A Room, a Final, and the Art of Showing Up
An afternoon at The Africa Centre during final week. Conversation, music, and a final that refused to settle.
By mid-afternoon at The Africa Centre, South London felt warmer than it had any right to be in January. People drifted in early and stayed longer than planned. Conversations overlapped. Music settled into the background, never demanding attention.
Converse has always moved like this when it’s at its best. Sport first, then everything that grows out of it. The original basketball brand, yes, but also a name that has lived across courts and pavements, skate spots and studios. A shoe that belongs to athletes and artists in the same breath, because sport culture has never stayed in one lane for long.
You can trace that through what they back today. Basketball through Shai Gilgeous-Alexander and the Shai 001 moment. Skate through CONS and a team that feels built from real scenes, not assembled for a lookbook. Alexis Sablone’s signature and collaborations with the likes of Louis Lopez and Sage Elsesser. Then the quieter layer too, supporting personal projects and local energy when it makes sense. It is less about claiming culture, more about keeping it moving.
This was The Kickback, Converse’s quiet entry into football culture during final week. Not a launch. Not a takeover. Just a space, opened with intent.
The fireside chat did not feel rehearsed. No scripts. No brand soundbites. Kenny Annan Jonathan spoke plainly about community, ownership and culture as something you build over time, not something you borrow when it suits you. The audience leaned in because it felt genuine.
As the afternoon rolled on, the room loosened. DJs AB Dollars and MBLAC took control without announcement. Some people moved closer to the speakers. Others stayed put, drinks in hand, mid-conversation. Chuck Taylors, scuffed, clean, customised, moved easily through it all. From panel to dancefloor, from crowd to corners. A shoe long familiar to people who move between worlds.
Nothing felt rushed. That mattered. It is easy to turn sport into spectacle. It is harder to host what sport actually does, which is bring people together and give them somewhere to connect without forcing the moment.
The final was always the anchor. Not as spectacle, but as something to gather around. A shared moment placed at the centre of a day shaped by conversation, music and community.
When the game came on, attention narrowed. Phones appeared, but the music stayed low. Conversations dropped a level. People leaned in. Heads turned. This was not silence, and it was not background noise either. It was focus, shared.
When Senegal eventually took the lead in extra time, the reaction landed in a wave. Everyone understood what had come before it. Disallowed chances. A missed penalty at the end of normal time. Rain pouring as the game drifted unresolved into extra time.
What followed was tension rather than celebration. Senegal holding on. The clock stretching. Eyes returning to the screen again and again. It was nail-biting without being loud. Less about allegiance, more about witnessing a final that refused to settle.
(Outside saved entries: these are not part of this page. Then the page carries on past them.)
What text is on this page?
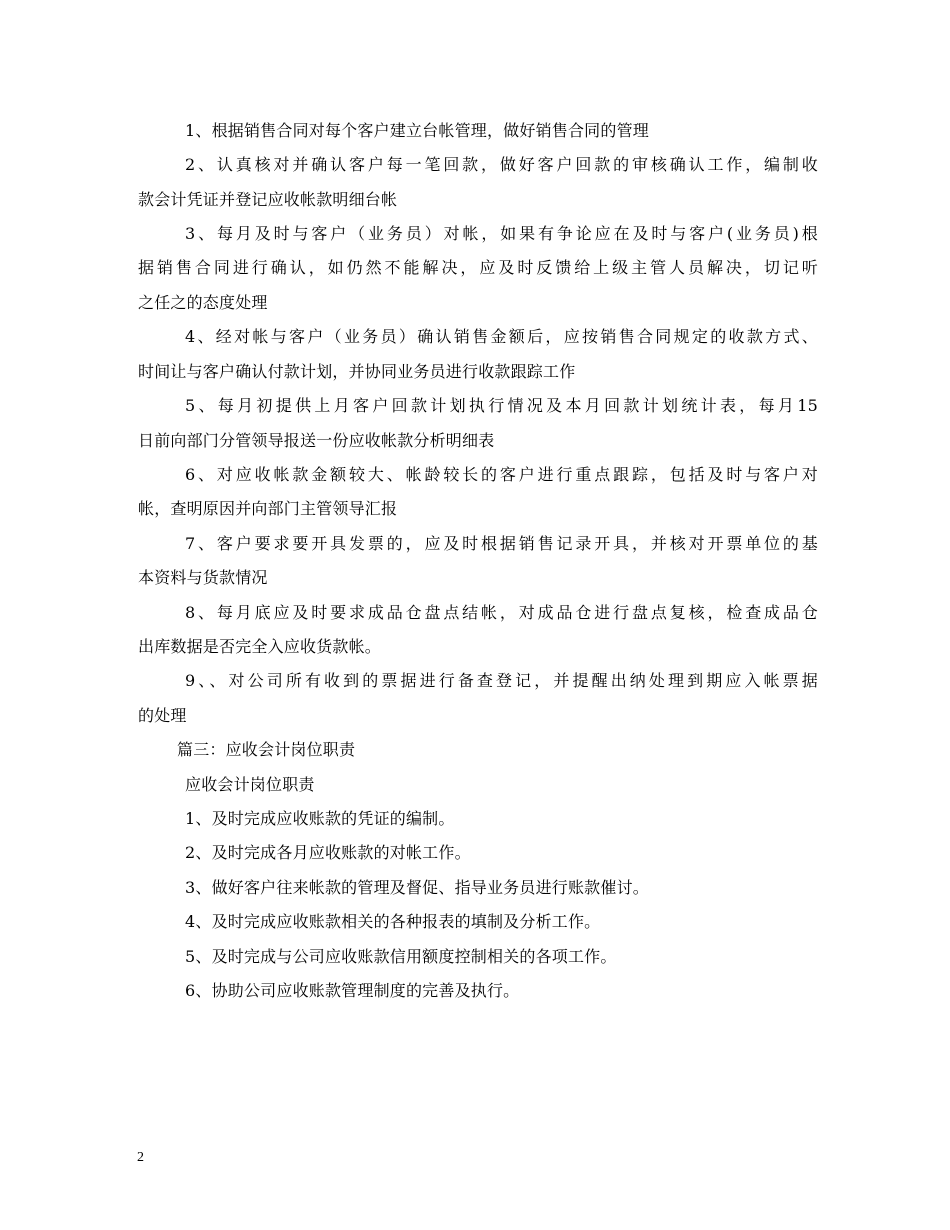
1、根据销售合同对每个客户建立台帐管理，做好销售合同的管理
2、认真核对并确认客户每一笔回款，做好客户回款的审核确认工作，编制收
款会计凭证并登记应收帐款明细台帐
3、每月及时与客户（业务员）对帐，如果有争论应在及时与客户(业务员)根
据销售合同进行确认，如仍然不能解决，应及时反馈给上级主管人员解决，切记听
之任之的态度处理
4、经对帐与客户（业务员）确认销售金额后，应按销售合同规定的收款方式、
时间让与客户确认付款计划，并协同业务员进行收款跟踪工作
5、每月初提供上月客户回款计划执行情况及本月回款计划统计表，每月15
日前向部门分管领导报送一份应收帐款分析明细表
6、对应收帐款金额较大、帐龄较长的客户进行重点跟踪，包括及时与客户对
帐，查明原因并向部门主管领导汇报
7、客户要求要开具发票的，应及时根据销售记录开具，并核对开票单位的基
本资料与货款情况
8、每月底应及时要求成品仓盘点结帐，对成品仓进行盘点复核，检查成品仓
出库数据是否完全入应收货款帐。
9、、对公司所有收到的票据进行备查登记，并提醒出纳处理到期应入帐票据
的处理
篇三：应收会计岗位职责
应收会计岗位职责
1、及时完成应收账款的凭证的编制。
2、及时完成各月应收账款的对帐工作。
3、做好客户往来帐款的管理及督促、指导业务员进行账款催讨。
4、及时完成应收账款相关的各种报表的填制及分析工作。
5、及时完成与公司应收账款信用额度控制相关的各项工作。
6、协助公司应收账款管理制度的完善及执行。
2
'Football culture is not something you announce yourself into. You show up, you listen, and you let the room lead.'
When the whistle finally went, the release was subtle but real. A few nods. Exhaled breaths. The shared sense that something rare had just unfolded, not because of who won, but because of how it happened.
That was where Converse’s approach landed. Football culture is not something you announce yourself into. You show up, you listen, and you let the room lead. The Kickback did not feel like an activation. It felt like a gathering that happened to be supported by a brand comfortable enough to stay in the background.
As Super Midz closed the night, the space loosened once more. Laughter. Movement. Familiar faces becoming new ones.
The Chuck Taylor has been here before. In rooms like this. At moments like this. Always present. Never forced. Sport, at its best, is community first. Everything else follows. Football did not need reinventing. Converse did not try to. They just showed up and let the culture do the rest.